Encore une comédie musicale de Broadway adaptée au grand écran! Hollywood en fait une spécialité, et depuis la renaissance du genre (avec Moulin Rouge! en 2001) chaque saison des Fêtes a sa comédie musicale. La meilleure du lot depuis : Chicago de Rob Marshall. Qui est justement - quelle coïncidence! - à la barre de Neuf, la dernière en lice. Un film prometteur, qui pouvait compter sur une distribution stellaire, et qui déçoit dans presque tous ses aspects. Rien à voir, donc, avec le succès de Chicago.
Le légendaire réalisateur italien Guido Contini prépare à Cinecitta son nouveau film après deux flops consécutifs. Il a un titre, des décors, des costumes et une actrice principale, mais pas de scénario. Alors que la presse et son producteur essaient de savoir de quoi parlera le film, Guido se réfugie dans un hôtel éloigné pour pouvoir travailler en paix. Sa maîtresse vient le rejoindre, mais bientôt son producteur et toute l'équipe du film le trouvent et viennent aussi s'installer avec lui. Puis, sa femme, une ancienne actrice qui a mis de côté sa carrière pour son mariage, vient aussi le rejoindre à l'hôtel. Désespéré, Guido essaie de trouver chez ces femmes qui l'entourent l'inspiration nécessaire pour terminer son scénario.
Pastichant sans grande inspiration le récit de 8 ½, Neuf ne séduit que partiellement. D'autant que les numéros musicaux, qui devraient être une plus-value, ne servent qu'à récapituler ce qu'on sait déjà : mon mari fait des films, les Italiens sont sexy, les réalisateurs couchent avec leurs vedettes, etc. Les numéros musicaux sont au centre du récit, mais puisqu'ils interrompent le récit au lieu de l'enrichir, ils en diluent l'efficacité. Certains numéros sont monotones, manquent de rythme, et les autres atteignent souvent des sommets de mièvrerie… Une émotivité propre à la chanson, ici presque complètement absente, faussée, dans certains cas, par les larmes de (la ravissante) Marion Cotillard ou par les chirurgies de (l'ancestrale) Sophia Loren.
Il y a pire : les paroles des chansons sont d'une simplicité déconcertante, et on doit se rendre à l'évidence : l'anglais n'est pas une langue particulièrement musicale, surtout quand les comédiens imitent malhabilement un accent italien. Alors que les chansons qui agrémentaient Chicago appuyaient les moments forts du film – en grande partie grâce aux talentueux comédiens -, celles de Neuf expriment bêtement des évidences émotionnelles et compliquent inutilement le récit presque vaudevillesque.
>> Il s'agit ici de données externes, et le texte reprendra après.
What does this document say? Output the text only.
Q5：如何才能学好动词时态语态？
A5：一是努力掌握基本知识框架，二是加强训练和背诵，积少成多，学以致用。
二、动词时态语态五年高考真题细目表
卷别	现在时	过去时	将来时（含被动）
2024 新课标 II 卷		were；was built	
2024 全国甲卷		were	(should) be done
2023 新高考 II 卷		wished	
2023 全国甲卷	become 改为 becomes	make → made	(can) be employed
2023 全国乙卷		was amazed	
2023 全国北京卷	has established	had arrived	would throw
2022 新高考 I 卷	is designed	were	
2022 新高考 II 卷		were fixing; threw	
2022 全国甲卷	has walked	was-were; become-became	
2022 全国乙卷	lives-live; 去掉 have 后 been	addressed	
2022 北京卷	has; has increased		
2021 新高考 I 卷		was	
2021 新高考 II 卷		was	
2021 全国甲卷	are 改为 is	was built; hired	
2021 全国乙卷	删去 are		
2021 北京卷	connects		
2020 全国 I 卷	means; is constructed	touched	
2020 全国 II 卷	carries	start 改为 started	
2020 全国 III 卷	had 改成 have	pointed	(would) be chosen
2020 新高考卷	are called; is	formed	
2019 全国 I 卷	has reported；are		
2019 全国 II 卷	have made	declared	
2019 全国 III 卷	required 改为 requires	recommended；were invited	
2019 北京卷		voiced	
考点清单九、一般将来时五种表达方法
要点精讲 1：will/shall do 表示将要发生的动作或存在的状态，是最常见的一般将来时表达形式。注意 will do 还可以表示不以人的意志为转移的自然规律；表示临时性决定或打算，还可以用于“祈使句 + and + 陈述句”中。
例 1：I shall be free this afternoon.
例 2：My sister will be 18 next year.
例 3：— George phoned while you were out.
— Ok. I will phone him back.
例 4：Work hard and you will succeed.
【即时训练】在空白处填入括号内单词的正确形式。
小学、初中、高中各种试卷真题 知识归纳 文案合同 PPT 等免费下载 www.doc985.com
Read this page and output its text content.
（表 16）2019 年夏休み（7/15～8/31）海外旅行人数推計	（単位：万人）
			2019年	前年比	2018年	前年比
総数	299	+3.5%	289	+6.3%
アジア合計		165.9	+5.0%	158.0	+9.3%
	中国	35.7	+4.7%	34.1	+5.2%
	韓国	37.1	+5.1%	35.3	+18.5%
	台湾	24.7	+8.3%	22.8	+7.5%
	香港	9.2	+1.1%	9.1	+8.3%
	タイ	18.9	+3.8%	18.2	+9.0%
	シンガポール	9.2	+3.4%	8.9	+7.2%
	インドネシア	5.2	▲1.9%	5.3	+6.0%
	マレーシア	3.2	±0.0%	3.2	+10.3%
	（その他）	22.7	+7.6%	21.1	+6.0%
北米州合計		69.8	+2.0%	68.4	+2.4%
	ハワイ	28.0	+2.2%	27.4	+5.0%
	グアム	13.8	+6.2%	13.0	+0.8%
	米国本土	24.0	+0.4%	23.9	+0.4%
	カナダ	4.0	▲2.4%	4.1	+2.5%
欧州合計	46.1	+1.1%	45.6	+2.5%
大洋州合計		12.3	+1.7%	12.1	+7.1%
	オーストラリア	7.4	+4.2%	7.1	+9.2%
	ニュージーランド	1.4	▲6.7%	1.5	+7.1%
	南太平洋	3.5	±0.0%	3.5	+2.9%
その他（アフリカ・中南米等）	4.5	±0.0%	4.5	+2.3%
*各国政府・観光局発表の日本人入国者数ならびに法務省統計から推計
Daniel Day-Lewis, qu'il soit torturé ou amoureux, est sur le pilote automatique, recyclant au passage tous les clichés d'une interprétation maniérée (on croirait voir Nicolas Cage). Dommage qu'un si grand acteur, assez audacieux pour se lancer dans une comédie musicale, ne puisse y laisser sa marque. Ses co-vedettes, de Judi Dench à Kate Hudson et Fergie, sont toutes satisfaisantes, sans plus, accablées de numéros sans rythme et sans passion. À l'exception d'Hudson, qui livre la performance la plus dynamique du groupe avec « Cinema Italiano », la seule qui ait une véritable chorégraphie signifiante. Car la danse est un moyen d'expression, comme le cinéma, et c'est souvent l'utilisation d'objets évocateurs (le sable, par exemple), ou l'éclairage de scène intégré à la réalité, qui y ajoutent une puissance émotionnelle que les récits conventionnels ne peuvent atteindre. Ici, rien n'y fait.
Un film prometteur, qui pouvait compter sur une distribution stellaire, et qui déçoit dans presque tous ses aspects. Rien à voir, donc, avec le succès de Chicago.